Well, I have no experience in falling in love in two weeks but we do have a friend (male btw)who got "shredded" from an online whirlwind affair with a lying adultress. There were so many similar red flags to your story (and thousands that have come to this forum) but you "tend to not think about red flags because they seem like they'd cause angst" or something like that (can't remember what you said exactly). If you care about your emotional well being, then you'll observe a little more and "love" a lot slower until you figure him out and know through experience (not just what he's told you) that he's not still married. You might also want get out of denial mode and realize (don't have to be a man (or a "professional" to know this) that he has told you twice now that he is not on the same page as you are. Knowing that, should instictively have you backing away emotionally. Common sense is all one needs to tap into.

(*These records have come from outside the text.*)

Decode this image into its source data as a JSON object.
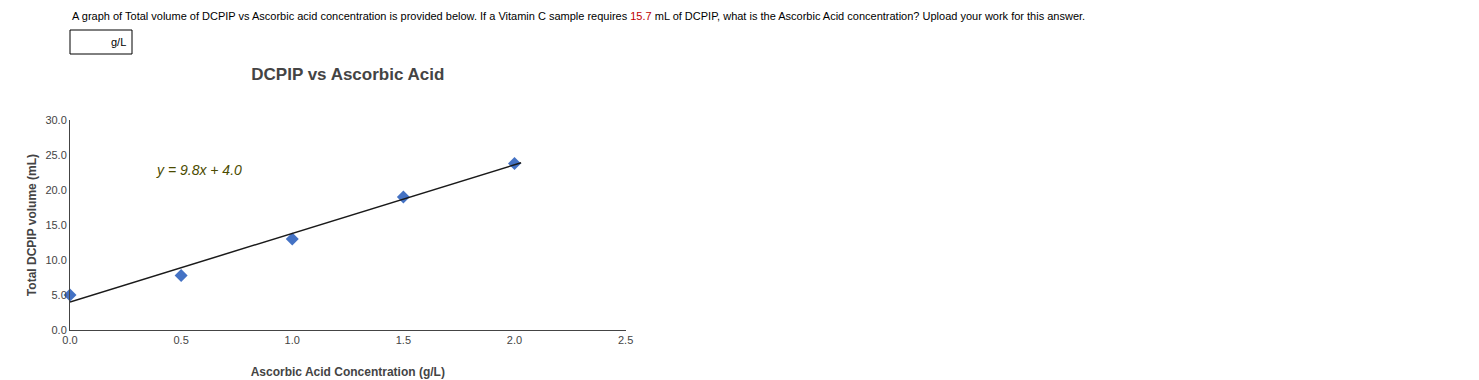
{
  "chart_data": {
    "type": "scatter",
    "title": "DCPIP vs Ascorbic Acid",
    "subtitle": [
      {
        "text": "A graph of Total volume of DCPIP vs Ascorbic acid concentration is provided below. If a Vitamin C sample requires "
      },
      {
        "text": "15.7",
        "color": "#C00000"
      },
      {
        "text": " mL of DCPIP, what is the Ascorbic Acid concentration? Upload your work for this answer."
      }
    ],
    "xlabel": "Ascorbic Acid Concentration (g/L)",
    "ylabel": "Total DCPIP volume (mL)",
    "annotations": [
      {
        "text": "y = 9.8x + 4.0",
        "x": 0.38,
        "y": 21.5,
        "color": "#4B4B00"
      },
      {
        "text": "g/L"
      }
    ],
    "series": [
      {
        "type": "scatter",
        "marker": "diamond",
        "color": "#4472C4",
        "x": [
          0.0,
          0.5,
          1.0,
          1.5,
          2.0
        ],
        "values": [
          5.0,
          7.8,
          13.0,
          19.0,
          23.8
        ]
      },
      {
        "type": "line",
        "line_style": "solid",
        "color": "#1A1A1A",
        "x": [
          0.0,
          2.03
        ],
        "values": [
          4.0,
          23.894
        ]
      }
    ],
    "xlim": [
      0.0,
      2.5
    ],
    "ylim": [
      0.0,
      30.0
    ],
    "xticks": [
      {
        "value": 0,
        "label": "0.0"
      },
      0.5,
      {
        "value": 1,
        "label": "1.0"
      },
      1.5,
      {
        "value": 2,
        "label": "2.0"
      },
      2.5
    ],
    "yticks": [
      {
        "value": 0,
        "label": "0.0"
      },
      {
        "value": 5,
        "label": "5.0"
      },
      {
        "value": 10,
        "label": "10.0"
      },
      {
        "value": 15,
        "label": "15.0"
      },
      {
        "value": 20,
        "label": "20.0"
      },
      {
        "value": 25,
        "label": "25.0"
      },
      {
        "value": 30,
        "label": "30.0"
      }
    ],
    "grid": false
  }
}
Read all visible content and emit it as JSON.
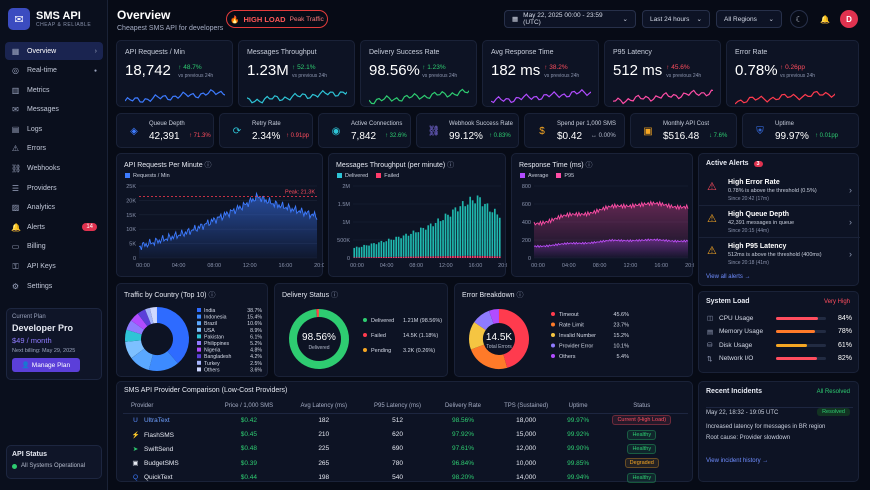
{
  "app": {
    "name": "SMS API",
    "tagline": "CHEAP & RELIABLE",
    "logo_icon": "message-bubble"
  },
  "nav": [
    {
      "label": "Overview",
      "icon": "grid",
      "active": true
    },
    {
      "label": "Real-time",
      "icon": "activity"
    },
    {
      "label": "Metrics",
      "icon": "bar-chart"
    },
    {
      "label": "Messages",
      "icon": "chat"
    },
    {
      "label": "Logs",
      "icon": "file"
    },
    {
      "label": "Errors",
      "icon": "warning"
    },
    {
      "label": "Webhooks",
      "icon": "link"
    },
    {
      "label": "Providers",
      "icon": "server"
    },
    {
      "label": "Analytics",
      "icon": "chart"
    },
    {
      "label": "Alerts",
      "icon": "bell",
      "badge": "14"
    },
    {
      "label": "Billing",
      "icon": "card"
    },
    {
      "label": "API Keys",
      "icon": "key"
    },
    {
      "label": "Settings",
      "icon": "gear"
    }
  ],
  "plan": {
    "label": "Current Plan",
    "name": "Developer Pro",
    "price": "$49 / month",
    "billing": "Next billing: May 29, 2025",
    "button": "Manage Plan"
  },
  "api_status": {
    "title": "API Status",
    "status": "All Systems Operational"
  },
  "header": {
    "title": "Overview",
    "subtitle": "Cheapest SMS API for developers",
    "load_label": "HIGH LOAD",
    "load_sub": "Peak Traffic",
    "date_range": "May 22, 2025 00:00 - 23:59 (UTC)",
    "period": "Last 24 hours",
    "region": "All Regions",
    "avatar": "D"
  },
  "kpis": [
    {
      "label": "API Requests / Min",
      "value": "18,742",
      "delta": "48.7%",
      "dir": "up",
      "sub": "vs previous 24h",
      "color": "#3d7bff"
    },
    {
      "label": "Messages Throughput",
      "value": "1.23M",
      "delta": "52.1%",
      "dir": "up",
      "sub": "vs previous 24h",
      "color": "#2ec4d6"
    },
    {
      "label": "Delivery Success Rate",
      "value": "98.56%",
      "delta": "1.23%",
      "dir": "up",
      "sub": "vs previous 24h",
      "color": "#2ecc71"
    },
    {
      "label": "Avg Response Time",
      "value": "182 ms",
      "delta": "38.2%",
      "dir": "up-bad",
      "sub": "vs previous 24h",
      "color": "#b14cff"
    },
    {
      "label": "P95 Latency",
      "value": "512 ms",
      "delta": "45.6%",
      "dir": "up-bad",
      "sub": "vs previous 24h",
      "color": "#ff4da6"
    },
    {
      "label": "Error Rate",
      "value": "0.78%",
      "delta": "0.26pp",
      "dir": "up-bad",
      "sub": "vs previous 24h",
      "color": "#ff3b4e"
    }
  ],
  "metrics": [
    {
      "label": "Queue Depth",
      "value": "42,391",
      "delta": "71.3%",
      "tone": "down",
      "arrow": "↑",
      "icon": "layers",
      "color": "#3d7bff"
    },
    {
      "label": "Retry Rate",
      "value": "2.34%",
      "delta": "0.91pp",
      "tone": "down",
      "arrow": "↑",
      "icon": "refresh",
      "color": "#2ec4d6"
    },
    {
      "label": "Active Connections",
      "value": "7,842",
      "delta": "32.6%",
      "tone": "up",
      "arrow": "↑",
      "icon": "wifi",
      "color": "#2ec4d6"
    },
    {
      "label": "Webhook Success Rate",
      "value": "99.12%",
      "delta": "0.83%",
      "tone": "up",
      "arrow": "↑",
      "icon": "link",
      "color": "#8f7bff"
    },
    {
      "label": "Spend per 1,000 SMS",
      "value": "$0.42",
      "delta": "0.00%",
      "tone": "neu",
      "arrow": "↔",
      "icon": "coin",
      "color": "#f5a623"
    },
    {
      "label": "Monthly API Cost",
      "value": "$516.48",
      "delta": "7.6%",
      "tone": "up",
      "arrow": "↓",
      "icon": "wallet",
      "color": "#f5a623"
    },
    {
      "label": "Uptime",
      "value": "99.97%",
      "delta": "0.01pp",
      "tone": "up",
      "arrow": "↑",
      "icon": "shield",
      "color": "#3d7bff"
    }
  ],
  "charts": {
    "requests": {
      "title": "API Requests Per Minute",
      "legend": "Requests / Min",
      "peak": "Peak: 21.3K",
      "x": [
        "00:00",
        "04:00",
        "08:00",
        "12:00",
        "16:00",
        "20:00"
      ],
      "yticks": [
        "0",
        "5K",
        "10K",
        "15K",
        "20K",
        "25K"
      ]
    },
    "throughput": {
      "title": "Messages Throughput (per minute)",
      "legend": [
        "Delivered",
        "Failed"
      ],
      "x": [
        "00:00",
        "04:00",
        "08:00",
        "12:00",
        "16:00",
        "20:00"
      ],
      "yticks": [
        "0",
        "500K",
        "1M",
        "1.5M",
        "2M"
      ]
    },
    "response": {
      "title": "Response Time (ms)",
      "legend": [
        "Average",
        "P95"
      ],
      "x": [
        "00:00",
        "04:00",
        "08:00",
        "12:00",
        "16:00",
        "20:00"
      ],
      "yticks": [
        "0",
        "200",
        "400",
        "600",
        "800"
      ]
    }
  },
  "chart_data": [
    {
      "type": "line",
      "title": "API Requests Per Minute",
      "x": [
        "00:00",
        "02:00",
        "04:00",
        "06:00",
        "08:00",
        "10:00",
        "12:00",
        "14:00",
        "16:00",
        "18:00",
        "20:00",
        "22:00",
        "24:00"
      ],
      "series": [
        {
          "name": "Requests / Min",
          "values": [
            4000,
            5500,
            7000,
            8500,
            10500,
            13000,
            15500,
            18000,
            21300,
            19000,
            17500,
            16000,
            14500
          ]
        }
      ],
      "ylim": [
        0,
        25000
      ]
    },
    {
      "type": "bar",
      "title": "Messages Throughput (per minute)",
      "series": [
        {
          "name": "Delivered",
          "values": [
            260000,
            300000,
            340000,
            380000,
            420000,
            470000,
            520000,
            570000,
            630000,
            700000,
            780000,
            860000,
            960000,
            1080000,
            1200000,
            1350000,
            1450000,
            1550000,
            1600000,
            1400000,
            1250000,
            1150000
          ]
        },
        {
          "name": "Failed",
          "values": [
            20000,
            20000,
            25000,
            25000,
            30000,
            30000,
            35000,
            35000,
            40000,
            40000,
            45000,
            45000,
            50000,
            50000,
            55000,
            55000,
            60000,
            60000,
            60000,
            55000,
            50000,
            45000
          ]
        }
      ],
      "ylim": [
        0,
        2000000
      ]
    },
    {
      "type": "line",
      "title": "Response Time (ms)",
      "x": [
        "00:00",
        "04:00",
        "08:00",
        "12:00",
        "16:00",
        "20:00",
        "24:00"
      ],
      "series": [
        {
          "name": "Average",
          "values": [
            130,
            150,
            170,
            190,
            200,
            195,
            190
          ]
        },
        {
          "name": "P95",
          "values": [
            380,
            450,
            500,
            560,
            600,
            590,
            570
          ]
        }
      ],
      "ylim": [
        0,
        800
      ]
    },
    {
      "type": "pie",
      "title": "Traffic by Country (Top 10)",
      "categories": [
        "India",
        "Indonesia",
        "Brazil",
        "USA",
        "Pakistan",
        "Philippines",
        "Nigeria",
        "Bangladesh",
        "Turkey",
        "Others"
      ],
      "values": [
        38.7,
        15.4,
        10.6,
        8.9,
        6.1,
        5.2,
        4.8,
        4.2,
        2.5,
        3.6
      ]
    },
    {
      "type": "pie",
      "title": "Delivery Status",
      "categories": [
        "Delivered",
        "Failed",
        "Pending"
      ],
      "values": [
        98.56,
        1.18,
        0.26
      ],
      "counts": [
        "1.21M",
        "14.5K",
        "3.2K"
      ],
      "center": "98.56%",
      "center_label": "Delivered"
    },
    {
      "type": "pie",
      "title": "Error Breakdown",
      "categories": [
        "Timeout",
        "Rate Limit",
        "Invalid Number",
        "Provider Error",
        "Others"
      ],
      "values": [
        45.6,
        23.7,
        15.2,
        10.1,
        5.4
      ],
      "center": "14.5K",
      "center_label": "Total Errors"
    }
  ],
  "country_colors": [
    "#2e6bff",
    "#3d8bff",
    "#5aa8ff",
    "#7dc0ff",
    "#2ec4d6",
    "#8f7bff",
    "#b14cff",
    "#5b3fd9",
    "#a5b4fc",
    "#cfd8ff"
  ],
  "delivery_colors": [
    "#2ecc71",
    "#ff3b4e",
    "#f5a623"
  ],
  "error_colors": [
    "#ff3b4e",
    "#ff7a29",
    "#f5c542",
    "#8f7bff",
    "#b14cff"
  ],
  "alerts": {
    "title": "Active Alerts",
    "count": "3",
    "view_all": "View all alerts →",
    "items": [
      {
        "title": "High Error Rate",
        "desc": "0.78% is above the threshold (0.5%)",
        "since": "Since 20:42 (17m)",
        "color": "#ff4d5e"
      },
      {
        "title": "High Queue Depth",
        "desc": "42,391 messages in queue",
        "since": "Since 20:15 (44m)",
        "color": "#f5a623"
      },
      {
        "title": "High P95 Latency",
        "desc": "512ms is above the threshold (400ms)",
        "since": "Since 20:18 (41m)",
        "color": "#f5a623"
      }
    ]
  },
  "system_load": {
    "title": "System Load",
    "status": "Very High",
    "items": [
      {
        "label": "CPU Usage",
        "value": "84%",
        "pct": 84,
        "color": "#ff4d5e"
      },
      {
        "label": "Memory Usage",
        "value": "78%",
        "pct": 78,
        "color": "#ff7a29"
      },
      {
        "label": "Disk Usage",
        "value": "61%",
        "pct": 61,
        "color": "#f5a623"
      },
      {
        "label": "Network I/O",
        "value": "82%",
        "pct": 82,
        "color": "#ff4d5e"
      }
    ]
  },
  "incidents": {
    "title": "Recent Incidents",
    "status": "All Resolved",
    "time": "May 22, 18:32 - 19:05 UTC",
    "badge": "Resolved",
    "desc": "Increased latency for messages in BR region",
    "cause": "Root cause: Provider slowdown",
    "link": "View incident history →"
  },
  "providers": {
    "title": "SMS API Provider Comparison (Low-Cost Providers)",
    "columns": [
      "Provider",
      "Price / 1,000 SMS",
      "Avg Latency (ms)",
      "P95 Latency (ms)",
      "Delivery Rate",
      "TPS (Sustained)",
      "Uptime",
      "Status"
    ],
    "rows": [
      {
        "name": "UltraText",
        "icon": "U",
        "icon_color": "#5b8dff",
        "name_color": "#6fa0ff",
        "price": "$0.42",
        "latency": "182",
        "p95": "512",
        "rate": "98.56%",
        "tps": "18,000",
        "uptime": "99.97%",
        "status": "Current (High Load)",
        "status_color": "#ff4d5e"
      },
      {
        "name": "FlashSMS",
        "icon": "⚡",
        "icon_color": "#f5a623",
        "name_color": "#e6e9f2",
        "price": "$0.45",
        "latency": "210",
        "p95": "620",
        "rate": "97.92%",
        "tps": "15,000",
        "uptime": "99.92%",
        "status": "Healthy",
        "status_color": "#2ecc71"
      },
      {
        "name": "SwiftSend",
        "icon": "➤",
        "icon_color": "#2ecc71",
        "name_color": "#e6e9f2",
        "price": "$0.48",
        "latency": "225",
        "p95": "690",
        "rate": "97.61%",
        "tps": "12,000",
        "uptime": "99.90%",
        "status": "Healthy",
        "status_color": "#2ecc71"
      },
      {
        "name": "BudgetSMS",
        "icon": "▣",
        "icon_color": "#e6e9f2",
        "name_color": "#e6e9f2",
        "price": "$0.39",
        "latency": "265",
        "p95": "780",
        "rate": "96.84%",
        "tps": "10,000",
        "uptime": "99.85%",
        "status": "Degraded",
        "status_color": "#f5a623"
      },
      {
        "name": "QuickText",
        "icon": "Q",
        "icon_color": "#3d7bff",
        "name_color": "#e6e9f2",
        "price": "$0.44",
        "latency": "198",
        "p95": "540",
        "rate": "98.20%",
        "tps": "14,000",
        "uptime": "99.94%",
        "status": "Healthy",
        "status_color": "#2ecc71"
      }
    ]
  }
}
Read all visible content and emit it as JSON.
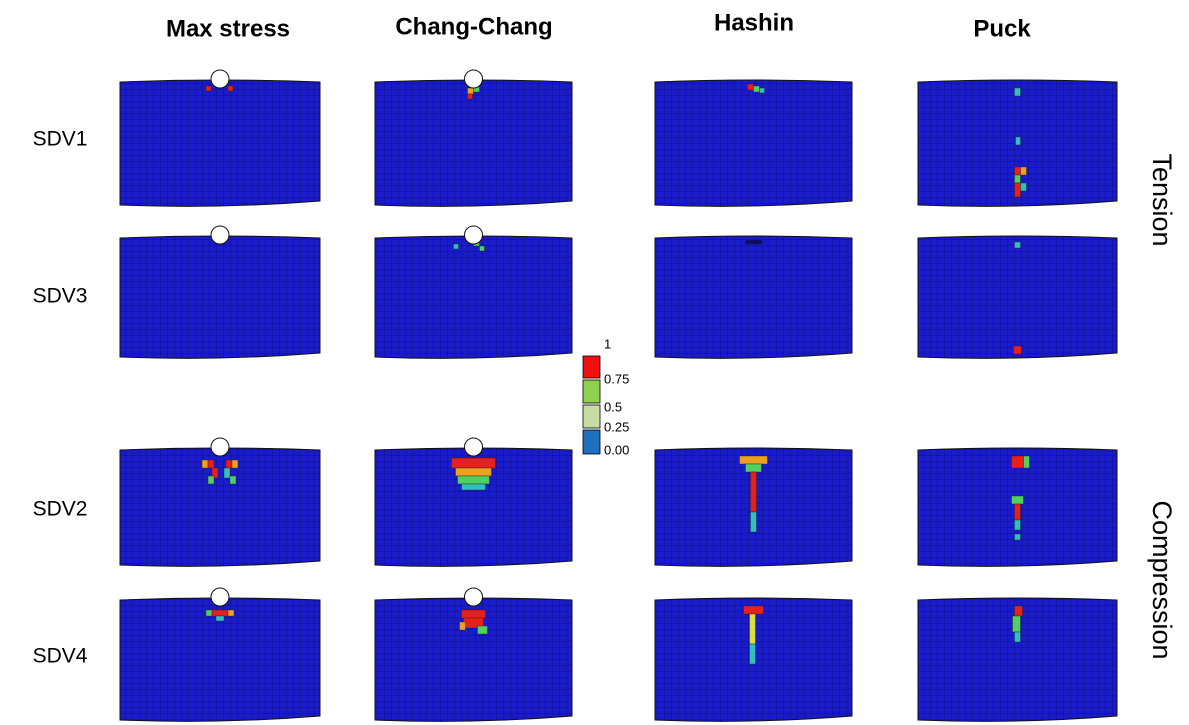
{
  "columns": [
    "Max stress",
    "Chang-Chang",
    "Hashin",
    "Puck"
  ],
  "rows": [
    "SDV1",
    "SDV3",
    "SDV2",
    "SDV4"
  ],
  "groups": [
    "Tension",
    "Compression"
  ],
  "legend": {
    "labels": [
      "1",
      "0.75",
      "0.5",
      "0.25",
      "0.00"
    ]
  }
}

Do you have his phone number, does he answer when you call or does it go to voice mail. Does he keep in touch daily or just when he wants another go?
Its because of how he handled your confession and the fact that he conveniently works every weekend. Why do you think he's going to even have time for you if he works every bloody weekend? Gah!It's interesting how everyone seems to be operating under the assumption that he's some a sshole trickster,
Anyway, why don't you wait and see if he starts to show less interest (as smackie pointed out) before wondering any more about what the conversation meant. As I said you're going to likely learn the hard way. Are you new to online dating?
You didn't answer indie on her question bout your age (least I didn't see it) how old are you? (and he for that matter).
Last edited by Wakeup; 12-10-12 at 02:16 PM.